Landon mulai tergiur dengan risotto yang ada di piringnya saat handphone di genggamannya berdering membuat semuanya menatap dirinya. Ada telpon dari Nyonya Besar Vivianne Najandra.

"Bentar, angkat telpon dulu."

Pria itu kemudian berjalan keluar dari sana. Untungnya meja mereka dekat lumayan dekat dengan pintu.

"Halo Ma?"

"Landon, lagi dimana kamu?"

"Lagi makan siang. Kenapa?"

"Oh gitu," Vivianne yang di seberang sana memberi jeda sejenak kemudian melanjutkan, "Mama mau ngasi tau, minggu depan Mama sama Papa mau ngadain pesta untuk ngerayain  thirty-fifth anniversary pernikahan kami, kamu ingat kan?"

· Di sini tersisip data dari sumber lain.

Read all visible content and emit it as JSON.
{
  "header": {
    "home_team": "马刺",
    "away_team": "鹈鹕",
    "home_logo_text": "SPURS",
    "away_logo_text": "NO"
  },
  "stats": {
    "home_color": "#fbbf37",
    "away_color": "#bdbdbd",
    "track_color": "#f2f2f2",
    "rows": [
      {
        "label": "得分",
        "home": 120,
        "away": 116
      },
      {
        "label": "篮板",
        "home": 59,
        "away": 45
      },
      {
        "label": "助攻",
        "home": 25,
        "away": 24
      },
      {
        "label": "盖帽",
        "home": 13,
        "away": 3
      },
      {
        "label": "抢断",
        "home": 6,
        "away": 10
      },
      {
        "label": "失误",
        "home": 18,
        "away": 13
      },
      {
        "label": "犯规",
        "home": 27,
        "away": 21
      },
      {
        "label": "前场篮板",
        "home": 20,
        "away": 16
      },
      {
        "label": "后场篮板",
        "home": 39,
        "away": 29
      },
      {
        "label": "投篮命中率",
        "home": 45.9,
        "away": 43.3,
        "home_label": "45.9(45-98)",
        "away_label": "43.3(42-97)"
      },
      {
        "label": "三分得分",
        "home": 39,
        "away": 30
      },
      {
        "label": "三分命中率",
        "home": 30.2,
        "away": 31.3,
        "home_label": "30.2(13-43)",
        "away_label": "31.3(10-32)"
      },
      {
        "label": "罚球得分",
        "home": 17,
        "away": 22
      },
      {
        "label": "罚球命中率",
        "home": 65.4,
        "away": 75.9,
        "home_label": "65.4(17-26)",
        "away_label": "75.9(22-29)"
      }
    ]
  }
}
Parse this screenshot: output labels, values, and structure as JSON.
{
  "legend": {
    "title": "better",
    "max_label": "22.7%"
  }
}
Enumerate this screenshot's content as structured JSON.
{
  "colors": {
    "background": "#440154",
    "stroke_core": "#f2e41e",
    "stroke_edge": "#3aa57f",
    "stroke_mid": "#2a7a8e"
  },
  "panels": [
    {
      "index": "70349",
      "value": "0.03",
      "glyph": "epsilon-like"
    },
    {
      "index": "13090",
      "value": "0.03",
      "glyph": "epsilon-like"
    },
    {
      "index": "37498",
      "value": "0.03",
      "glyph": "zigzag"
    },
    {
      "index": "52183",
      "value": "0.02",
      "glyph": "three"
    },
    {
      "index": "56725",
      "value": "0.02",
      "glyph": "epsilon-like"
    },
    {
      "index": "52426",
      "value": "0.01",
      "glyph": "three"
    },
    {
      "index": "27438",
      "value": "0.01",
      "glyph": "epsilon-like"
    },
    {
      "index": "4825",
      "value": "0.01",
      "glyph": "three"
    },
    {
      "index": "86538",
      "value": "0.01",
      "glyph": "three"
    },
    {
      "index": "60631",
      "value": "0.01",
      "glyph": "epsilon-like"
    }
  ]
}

Landon melancarkan tangannya ke sela-sela rambutnya. Dia lupa tentang acara itu.

"Tuhkan, pasti kamu lupa."

"Sorry, Ma."

Vivianne menghembuskan nafasnya. "Yaudah, yang penting jangan sampai lupa ya, saturday night minggu depan. Kamu dan Clarence harus datang pertama!"

Giliran Landon yang mendengus, kemudian berkata, "Yes, Ma'am."

"Oh iya, satu lagi," kata Vivianne cepat. "Ingat ya, nanti ada dansa. So, better prepare yourself ."

Landon melirik ke sekitar. Apa tidak ada yang lebih buruk lagi?

Dan doanya terjawab. Sesuatu yang lebih buruk tampil di depan matanya. Di seberang dari tempatnya berdiri, Landon melihat Clarence sedang duduk manis bersama seorang pria di sebuah restoran Jepang.

"Halo, Landon?"

Landon menancapkan pandangannya ke satu titik, Clarence yang sedang tertawa lebar dengan pria sialan entah siapa itu.

"Ma, aku tutup."

Pria itu mematikan sambungan telponnya dan melangkah cepat menuju istrinya.